From Score to Roadmap: AI Guidance Swiss SMEs Can Actually Use

Swiss SMEs can assess AI literacy in about 10 minutes, but usually receive only a score. This thesis develops and tests DigiBot 2.0, a free Swiss-hosted tool that converts results into ranked, sourced actions tailored to the firm’s size, sector, and employee role.

From Score to Roadmap: AI Guidance Swiss SMEs Can Actually Use
Own illustration. From an AI-literacy check to a personalized roadmap of next steps for a Swiss SME, created with ChatGPT, 2026.

Topic
Your team already drafts client emails with AI, and nobody can say whether that is fine. For a Swiss SME the questions pile up: where to start, which tools to trust, what compliance means at fifteen people. Consulting is priced for corporations, a free self-check returns a score, then leaves you there. DigiBot 2.0 is the missing third option. In about ten minutes, any employee completes a guided AI-literacy check and gets a short, ranked list of concrete next steps, each one sourced, timed, and matched to their firm and role.


Relevance
Step back from any single firm and the scale jumps out. SMEs make up 99% of Swiss companies and most of the country's jobs, and they are not standing still. In barely a year, the share deliberately building AI into their work has climbed fast, and adoption is now outrunning capability. Most firms still handle AI with little maturity, and the gap grows with every tool switched on. The thesis names it the prescription gap. Because it runs through the backbone of an entire economy, the gap cannot be closed one firm at a time. It needs design knowledge that travels.


Results
The thesis derives six design principles for an AI-literacy consultant a small firm will actually use: a roadmap instead of a score, every recommendation tied to a source and a confidence signal, personalization to size, sector, role, and task, a ten-minute ceiling, Swiss data residency shown up front, and a closed re-assessment loop. Three findings cut deepest: data sovereignty is a go or no-go gate, trust requires advice that shows its work, and generic output makes managers disengage. DigiBot 2.0 runs all six, live and free at digibot.ch.

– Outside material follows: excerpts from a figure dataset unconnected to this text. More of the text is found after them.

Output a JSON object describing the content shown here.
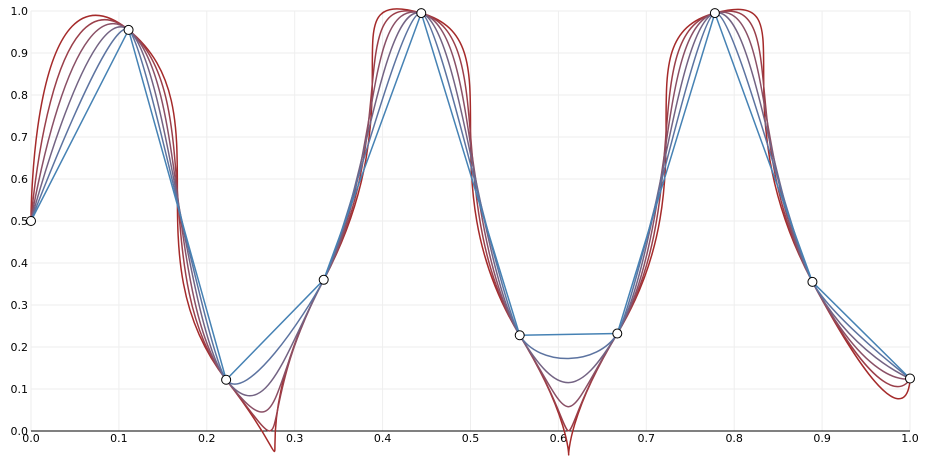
{
  "chart_data": {
    "type": "line",
    "interpolation": "cardinal",
    "x": [
      0,
      0.111,
      0.222,
      0.333,
      0.444,
      0.556,
      0.667,
      0.778,
      0.889,
      1
    ],
    "values": [
      0.5,
      0.955,
      0.122,
      0.36,
      0.995,
      0.228,
      0.232,
      0.995,
      0.355,
      0.125
    ],
    "curves": [
      {
        "tension": 0,
        "color": "#a52a2a"
      },
      {
        "tension": 0.2,
        "color": "#9a3f4a"
      },
      {
        "tension": 0.4,
        "color": "#8a5066"
      },
      {
        "tension": 0.6,
        "color": "#736383"
      },
      {
        "tension": 0.8,
        "color": "#5c73a0"
      },
      {
        "tension": 1,
        "color": "#4682b4"
      }
    ],
    "xlim": [
      0,
      1
    ],
    "ylim": [
      0,
      1
    ],
    "grid": true,
    "xticks": [
      {
        "value": 0,
        "label": "0.0"
      },
      {
        "value": 0.1,
        "label": "0.1"
      },
      {
        "value": 0.2,
        "label": "0.2"
      },
      {
        "value": 0.3,
        "label": "0.3"
      },
      {
        "value": 0.4,
        "label": "0.4"
      },
      {
        "value": 0.5,
        "label": "0.5"
      },
      {
        "value": 0.6,
        "label": "0.6"
      },
      {
        "value": 0.7,
        "label": "0.7"
      },
      {
        "value": 0.8,
        "label": "0.8"
      },
      {
        "value": 0.9,
        "label": "0.9"
      },
      {
        "value": 1,
        "label": "1.0"
      }
    ],
    "yticks": [
      {
        "value": 0,
        "label": "0.0"
      },
      {
        "value": 0.1,
        "label": "0.1"
      },
      {
        "value": 0.2,
        "label": "0.2"
      },
      {
        "value": 0.3,
        "label": "0.3"
      },
      {
        "value": 0.4,
        "label": "0.4"
      },
      {
        "value": 0.5,
        "label": "0.5"
      },
      {
        "value": 0.6,
        "label": "0.6"
      },
      {
        "value": 0.7,
        "label": "0.7"
      },
      {
        "value": 0.8,
        "label": "0.8"
      },
      {
        "value": 0.9,
        "label": "0.9"
      },
      {
        "value": 1,
        "label": "1.0"
      }
    ]
  }
}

Own illustration. A Swiss SME's AI-literacy profile across nine dimensions and the personalized roadmap of source-backed next steps it produces, created with ChatGPT, 2026.

Implications for practitioners

  • For anyone advising Swiss SMEs: lead with the diagnosed gap and the first concrete action, not a service catalog to negotiate.
  • For SME managers: run the check across the whole team, not only yourself, and treat the ranked steps as a starting backlog.
  • For tool builders: surface Swiss data residency first, because it decides adoption before features do, and show the source and confidence behind every recommendation.
  • For any AI service: personalize past competence to size, sector, role, and task, because generic output reads as a reason to disengage.
  • For associations and policy makers: a sponsored, affordable AI-readiness tier through trusted channels would reach the priced-out firms, built on the six principles, not the tool.

Methods
DigiBot 2.0 was built and evaluated with Design Science Research, which creates a working artifact and tests it to yield transferable design knowledge. A literature-rooted problem phase derived the first six design principles from established theory. Across two iteration loops, ten semi-structured interviews with Swiss SME managers (digital firms that could carry the service to others, non-digital firms that would use it directly) refined those principles, coded with Mayring's qualitative content analysis. DigiBot 2.0 was built from the principles, then evaluated through two channels: a short SME user survey after testing, and a two-expert validation review. The direction is confirmed, but no head-to-head comparison yet. A controlled six- and twelve-month study is the next step.

Own illustration. The research at a glance, from the prescription gap to a formative evaluation across two design cycles, created with ChatGPT, 2026.